Many other ways are available, including people power, such as peaceful mass protests on the streets, as Australian cities have seen so much of this past month. Seeking to withhold part or all of one’s taxes as a protest against unjust policies and the like is another option. There are plenty of options here.
The point is, politicians can often be corrupt, laws can often be unjust, and governments can often stop serving the people. In all these cases – at least in theory – the rule of law and the democratic process should allow for various ways to deal with this.
Yes sadly it does not always work, and sometimes corruption and arrogant leadership can get so bad (think of the state of Victoria here in Australia), that it appears that the normal means of cleaning up the mess are no longer available to us. So that may be when we start thinking about just revolution as a last resort. And of course the Christian will also be heavily involved in prayer and spiritual warfare as additional means by which we seek to clean up or drive out bad government and bad leaders.

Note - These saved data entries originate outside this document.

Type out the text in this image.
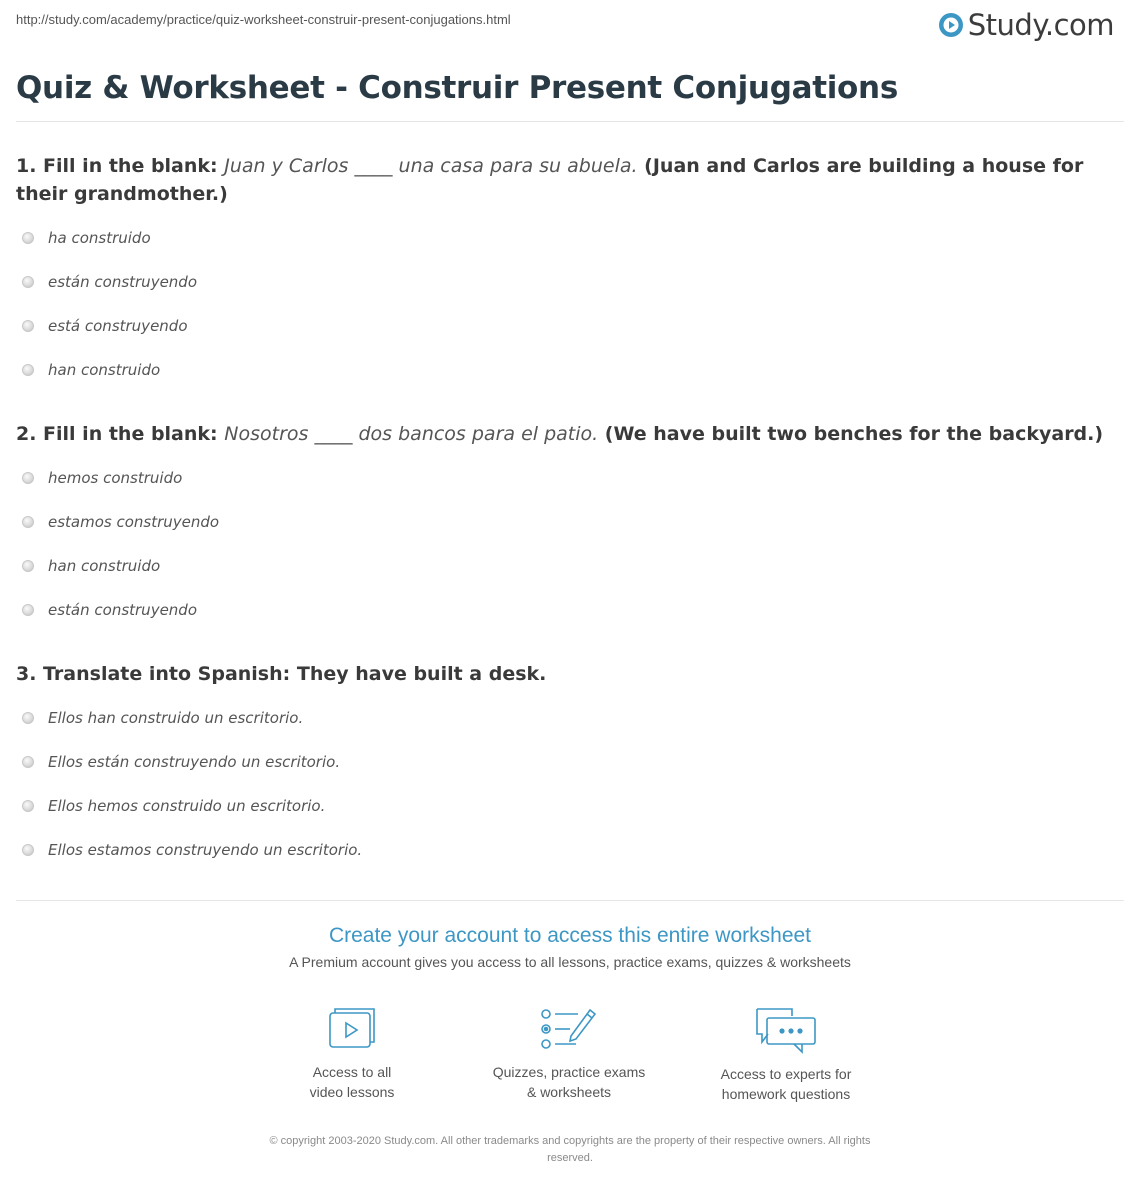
http://study.com/academy/practice/quiz-worksheet-construir-present-conjugations.html	Study.com
Quiz & Worksheet - Construir Present Conjugations
1. Fill in the blank: Juan y Carlos ____ una casa para su abuela. (Juan and Carlos are building a house for their grandmother.)
ha construido
están construyendo
está construyendo
han construido
2. Fill in the blank: Nosotros ____ dos bancos para el patio. (We have built two benches for the backyard.)
hemos construido
estamos construyendo
han construido
están construyendo
3. Translate into Spanish: They have built a desk.
Ellos han construido un escritorio.
Ellos están construyendo un escritorio.
Ellos hemos construido un escritorio.
Ellos estamos construyendo un escritorio.
Create your account to access this entire worksheet
A Premium account gives you access to all lessons, practice exams, quizzes & worksheets
Access to all
video lessons
Quizzes, practice exams
& worksheets
Access to experts for
homework questions
© copyright 2003-2020 Study.com. All other trademarks and copyrights are the property of their respective owners. All rights
reserved.
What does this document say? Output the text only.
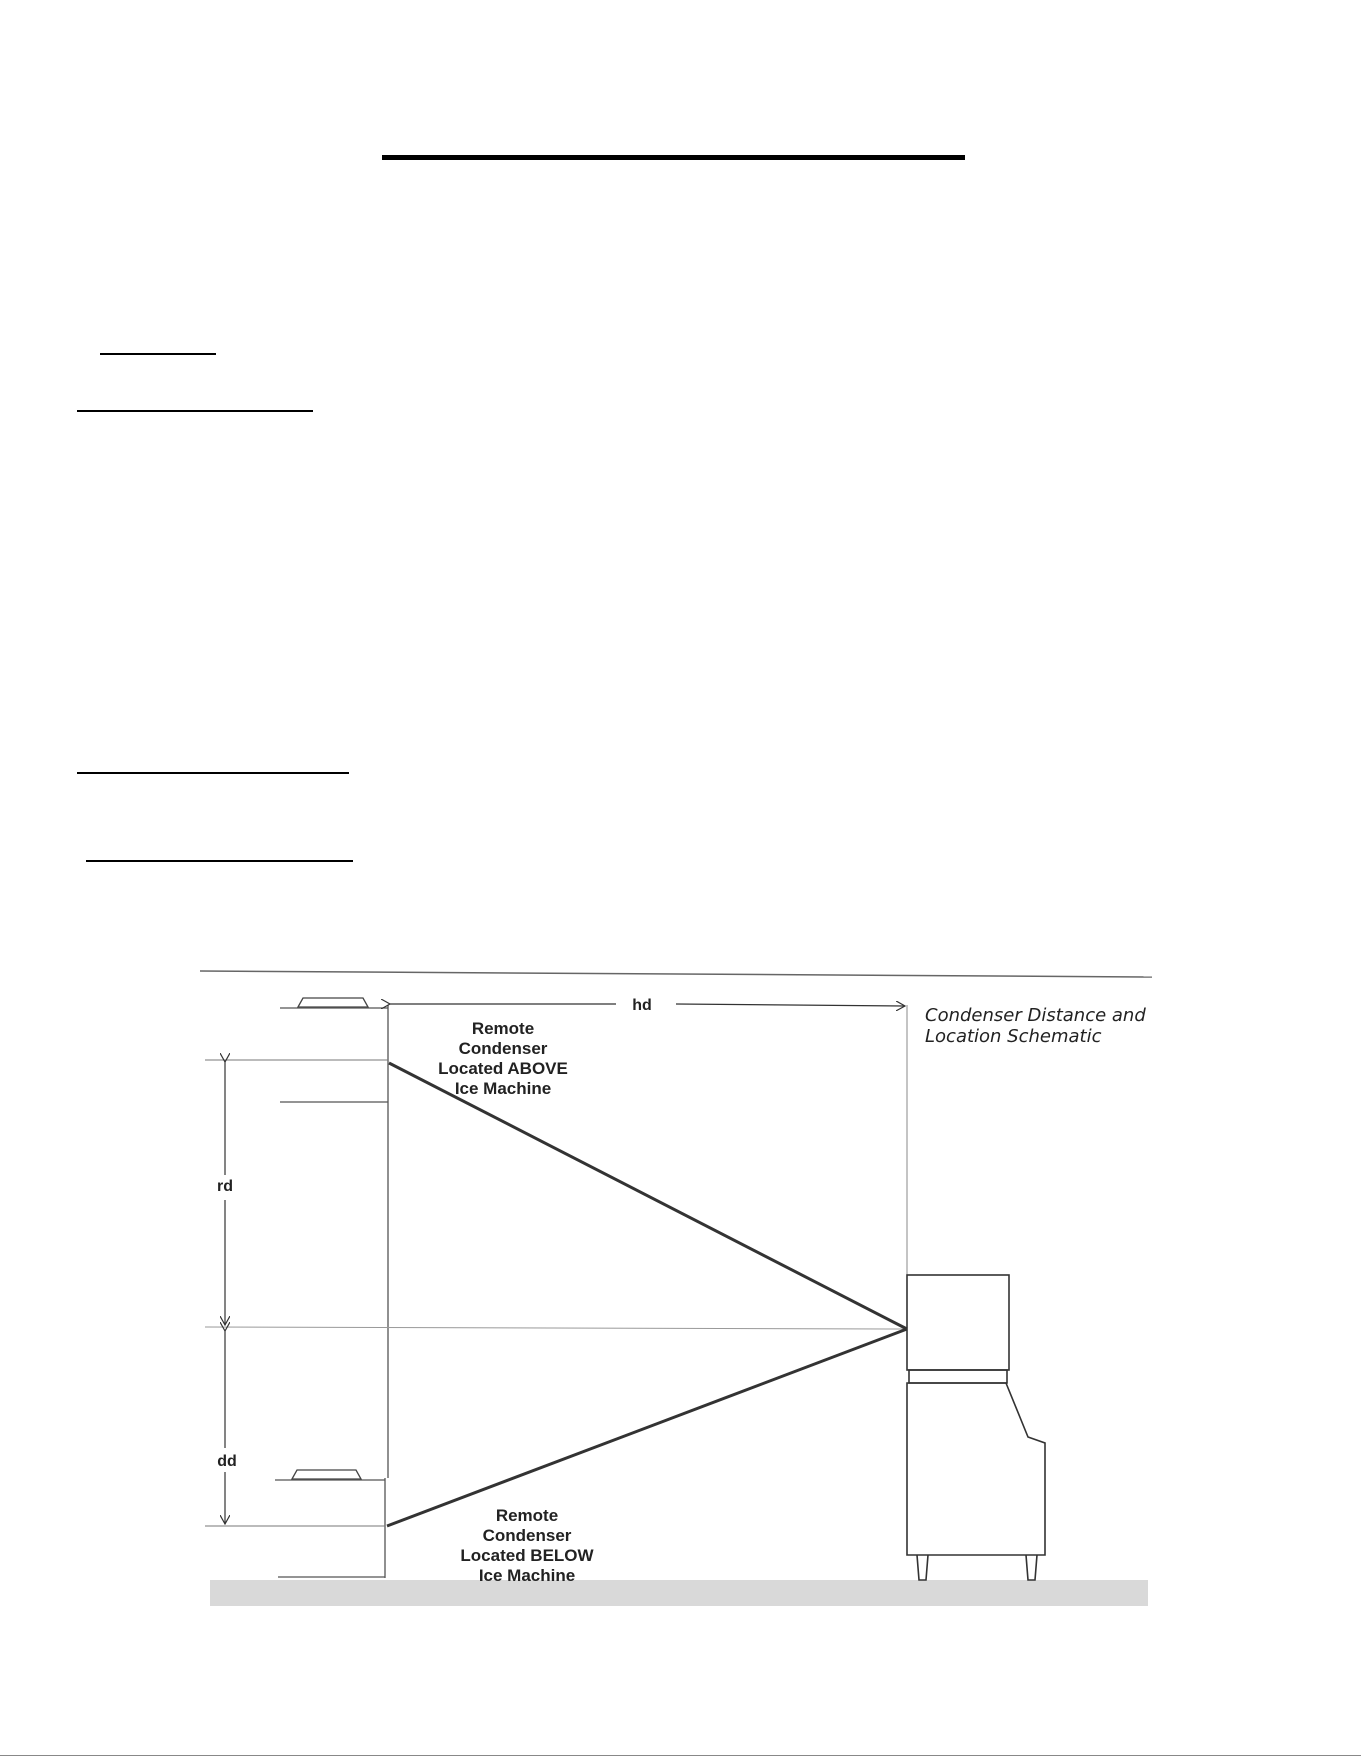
hd
rd
dd
Remote
Condenser
Located ABOVE
Ice Machine
Remote
Condenser
Located BELOW
Ice Machine
Condenser Distance and
Location Schematic
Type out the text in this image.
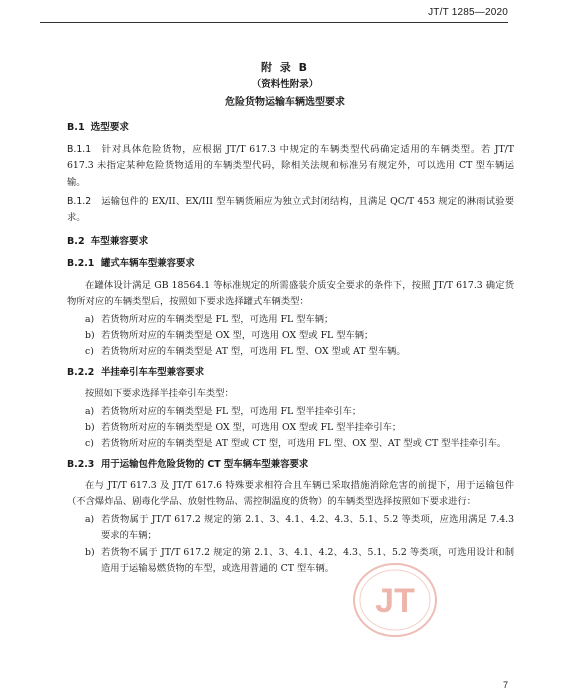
JT/T 1285—2020
附 录 B
（资料性附录）
危险货物运输车辆选型要求
B.1 选型要求

B.1.1 针对具体危险货物，应根据 JT/T 617.3 中规定的车辆类型代码确定适用的车辆类型。若 JT/T 617.3 未指定某种危险货物适用的车辆类型代码，除相关法规和标准另有规定外，可以选用 CT 型车辆运输。

B.1.2 运输包件的 EX/II、EX/III 型车辆货厢应为独立式封闭结构，且满足 QC/T 453 规定的淋雨试验要求。

B.2 车型兼容要求
B.2.1 罐式车辆车型兼容要求

在罐体设计满足 GB 18564.1 等标准规定的所需盛装介质安全要求的条件下，按照 JT/T 617.3 确定货物所对应的车辆类型后，按照如下要求选择罐式车辆类型：

a) 若货物所对应的车辆类型是 FL 型，可选用 FL 型车辆；
b) 若货物所对应的车辆类型是 OX 型，可选用 OX 型或 FL 型车辆；
c) 若货物所对应的车辆类型是 AT 型，可选用 FL 型、OX 型或 AT 型车辆。
B.2.2 半挂牵引车车型兼容要求

按照如下要求选择半挂牵引车类型：

a) 若货物所对应的车辆类型是 FL 型，可选用 FL 型半挂牵引车；
b) 若货物所对应的车辆类型是 OX 型，可选用 OX 型或 FL 型半挂牵引车；
c) 若货物所对应的车辆类型是 AT 型或 CT 型，可选用 FL 型、OX 型、AT 型或 CT 型半挂牵引车。
B.2.3 用于运输包件危险货物的 CT 型车辆车型兼容要求

在与 JT/T 617.3 及 JT/T 617.6 特殊要求相符合且车辆已采取措施消除危害的前提下，用于运输包件（不含爆炸品、剧毒化学品、放射性物品、需控制温度的货物）的车辆类型选择按照如下要求进行：

a) 若货物属于 JT/T 617.2 规定的第 2.1、3、4.1、4.2、4.3、5.1、5.2 等类项，应选用满足 7.4.3 要求的车辆；
b) 若货物不属于 JT/T 617.2 规定的第 2.1、3、4.1、4.2、4.3、5.1、5.2 等类项，可选用设计和制造用于运输易燃货物的车型，或选用普通的 CT 型车辆。
JT
7
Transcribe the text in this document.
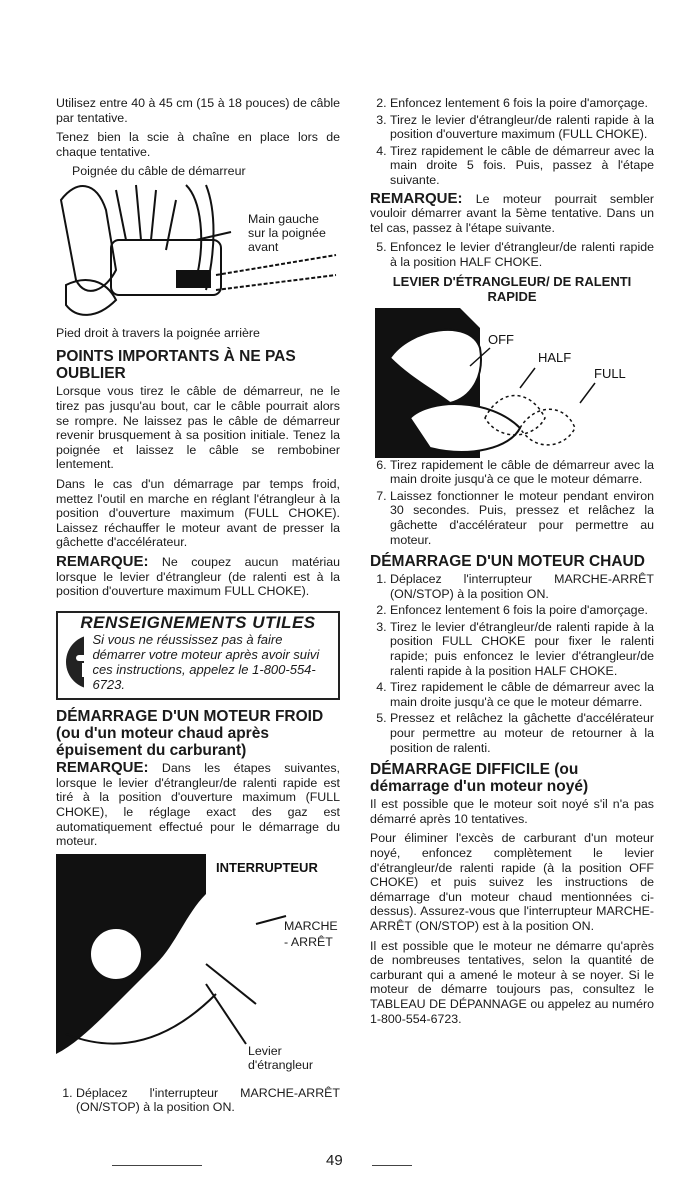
Utilisez entre 40 à 45 cm (15 à 18 pouces) de câble par tentative.

Tenez bien la scie à chaîne en place lors de chaque tentative.

Poignée du câble de démarreur
Main gauche sur la poignée avant
Pied droit à travers la poignée arrière
POINTS IMPORTANTS À NE PAS OUBLIER

Lorsque vous tirez le câble de démarreur, ne le tirez pas jusqu'au bout, car le câble pourrait alors se rompre. Ne laissez pas le câble de démarreur revenir brusquement à sa position initiale. Tenez la poignée et laissez le câble se rembobiner lentement.

Dans le cas d'un démarrage par temps froid, mettez l'outil en marche en réglant l'étrangleur à la position d'ouverture maximum (FULL CHOKE). Laissez réchauffer le moteur avant de presser la gâchette d'accélérateur.

REMARQUE: Ne coupez aucun matériau lorsque le levier d'étrangleur (de ralenti est à la position d'ouverture maximum FULL CHOKE).

RENSEIGNEMENTS UTILES
Si vous ne réussissez pas à faire démarrer votre moteur après avoir suivi ces instructions, appelez le 1-800-554-6723.
DÉMARRAGE D'UN MOTEUR FROID (ou d'un moteur chaud après épuisement du carburant)

REMARQUE: Dans les étapes suivantes, lorsque le levier d'étrangleur/de ralenti rapide est tiré à la position d'ouverture maximum (FULL CHOKE), le réglage exact des gaz est automatiquement effectué pour le démarrage du moteur.

INTERRUPTEUR
MARCHE - ARRÊT
Levier d'étrangleur
1. Déplacez l'interrupteur MARCHE-ARRÊT (ON/STOP) à la position ON.
2. Enfoncez lentement 6 fois la poire d'amorçage.
3. Tirez le levier d'étrangleur/de ralenti rapide à la position d'ouverture maximum (FULL CHOKE).
4. Tirez rapidement le câble de démarreur avec la main droite 5 fois. Puis, passez à l'étape suivante.

REMARQUE: Le moteur pourrait sembler vouloir démarrer avant la 5ème tentative. Dans un tel cas, passez à l'étape suivante.

5. Enfoncez le levier d'étrangleur/de ralenti rapide à la position HALF CHOKE.
LEVIER D'ÉTRANGLEUR/ DE RALENTI RAPIDE
OFF
HALF
FULL
6. Tirez rapidement le câble de démarreur avec la main droite jusqu'à ce que le moteur démarre.
7. Laissez fonctionner le moteur pendant environ 30 secondes. Puis, pressez et relâchez la gâchette d'accélérateur pour permettre au moteur.
DÉMARRAGE D'UN MOTEUR CHAUD
1. Déplacez l'interrupteur MARCHE-ARRÊT (ON/STOP) à la position ON.
2. Enfoncez lentement 6 fois la poire d'amorçage.
3. Tirez le levier d'étrangleur/de ralenti rapide à la position FULL CHOKE pour fixer le ralenti rapide; puis enfoncez le levier d'étrangleur/de ralenti rapide à la position HALF CHOKE.
4. Tirez rapidement le câble de démarreur avec la main droite jusqu'à ce que le moteur démarre.
5. Pressez et relâchez la gâchette d'accélérateur pour permettre au moteur de retourner à la position de ralenti.
DÉMARRAGE DIFFICILE (ou démarrage d'un moteur noyé)

Il est possible que le moteur soit noyé s'il n'a pas démarré après 10 tentatives.

Pour éliminer l'excès de carburant d'un moteur noyé, enfoncez complètement le levier d'étrangleur/de ralenti rapide (à la position OFF CHOKE) et puis suivez les instructions de démarrage d'un moteur chaud mentionnées ci-dessus). Assurez-vous que l'interrupteur MARCHE-ARRÊT (ON/STOP) est à la position ON.

Il est possible que le moteur ne démarre qu'après de nombreuses tentatives, selon la quantité de carburant qui a amené le moteur à se noyer. Si le moteur de démarre toujours pas, consultez le TABLEAU DE DÉPANNAGE ou appelez au numéro 1-800-554-6723.

49
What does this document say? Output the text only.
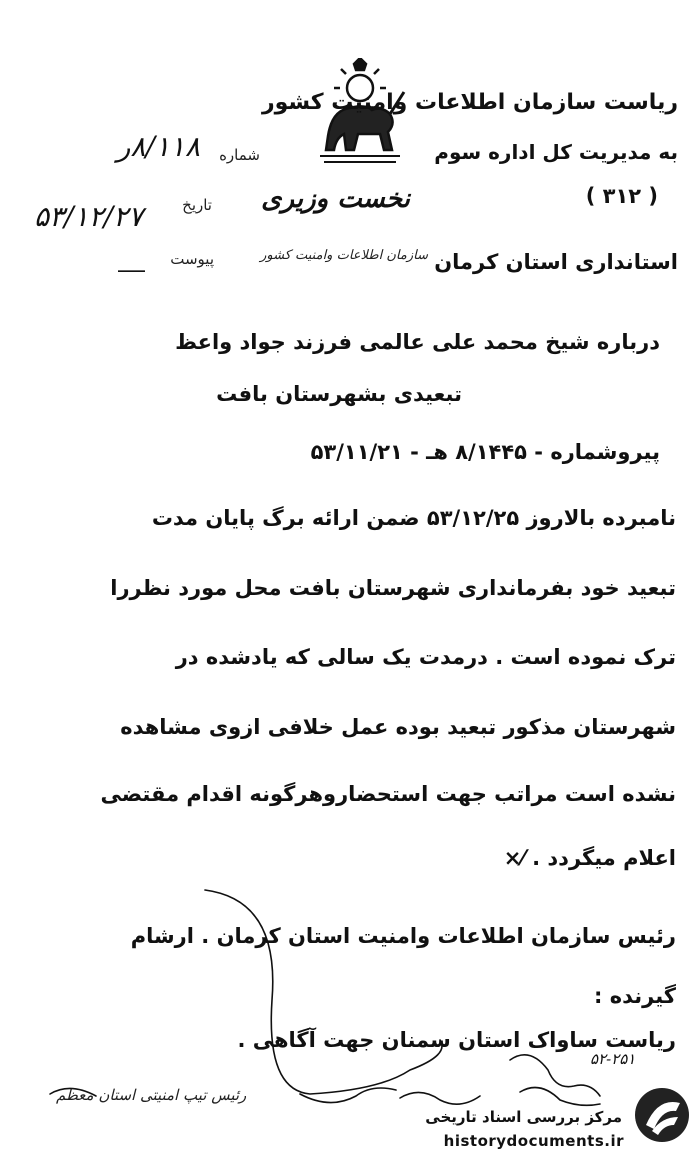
ریاست سازمان اطلاعات وامنیت کشور
شماره
۸/۱۱۸ر	به مدیریت کل اداره سوم
( ۳۱۲ )
نخست وزیری
تاریخ
۵۳/۱۲/۲۷
استانداری استان کرمان
سازمان اطلاعات وامنیت کشور
پیوست
___
درباره شیخ محمد علی عالمی فرزند جواد واعظ
تبعیدی بشهرستان بافت
پیروشماره - ۸/۱۴۴۵ هـ - ۵۳/۱۱/۲۱
نامبرده بالاروز ۵۳/۱۲/۲۵ ضمن ارائه برگ پایان مدت
تبعید خود بفرمانداری شهرستان بافت محل مورد نظررا
ترک نموده است . درمدت یک سالی که یادشده در
شهرستان مذکور تبعید بوده عمل خلافی ازوی مشاهده
نشده است مراتب جهت استحضاروهرگونه اقدام مقتضی
اعلام میگردد . ⁄×
رئیس سازمان اطلاعات وامنیت استان کرمان . ارشام
گیرنده :
ریاست ساواک استان سمنان جهت آگاهی .
رئیس تیپ امنیتی استان معظم
۵۲-۲۵۱
مرکز بررسی اسناد تاریخی
historydocuments.ir
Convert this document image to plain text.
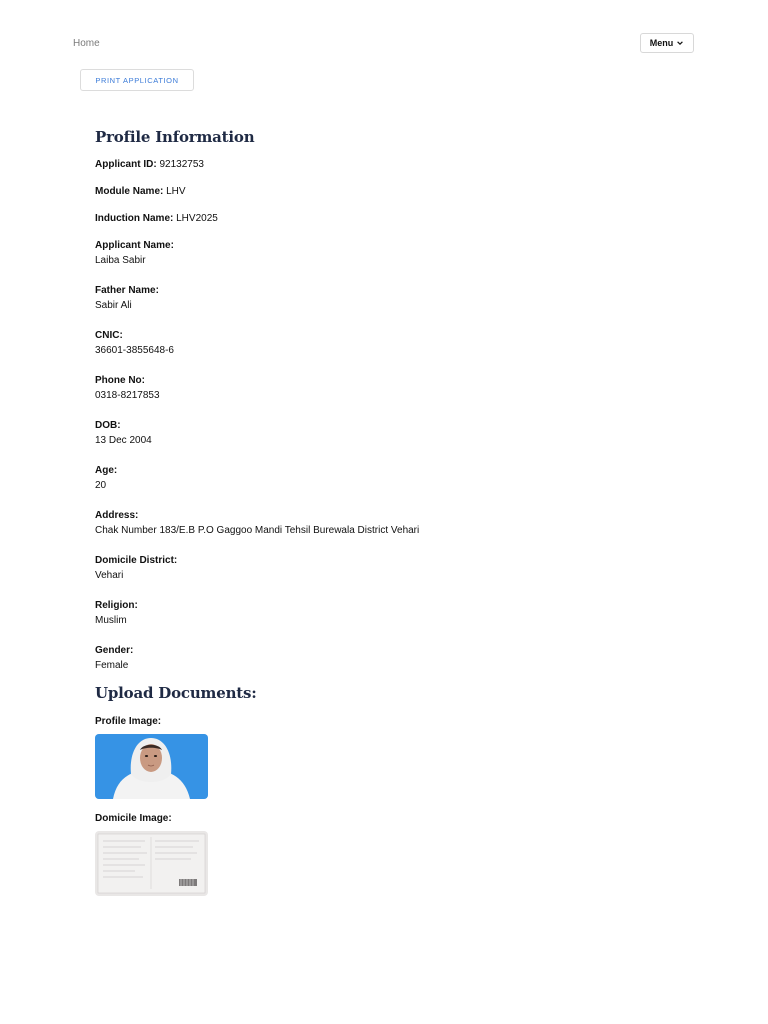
Home	Menu
PRINT APPLICATION
Profile Information
Applicant ID: 92132753
Module Name: LHV
Induction Name: LHV2025
Applicant Name:
Laiba Sabir
Father Name:
Sabir Ali
CNIC:
36601-3855648-6
Phone No:
0318-8217853
DOB:
13 Dec 2004
Age:
20
Address:
Chak Number 183/E.B P.O Gaggoo Mandi Tehsil Burewala District Vehari
Domicile District:
Vehari
Religion:
Muslim
Gender:
Female
Upload Documents:
Profile Image:
Domicile Image:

Finally, the bit about ‘government stealing our money’ is also something a text like Romans 13 addresses. Verse 6-7 say this: “For because of this you also pay taxes, for the authorities are ministers of God, attending to this very thing. Pay to all what is owed to them: taxes to whom taxes are owed, revenue to whom revenue is owed, respect to whom respect is owed, honor to whom honor is owed.”
So yes, there is a place for taxation, and no, taxation is not necessarily theft, as some folks claim. I have discussed that matter elsewhere as well, so see this piece: billmuehlenberg.com/2018/09/23/taxation-and-the-bible/
This has been all too brief and sketchy, and much more can and should be said. But hopefully a few broad biblical principles have been laid out here to help us as we think about how we are to react to governments and the state.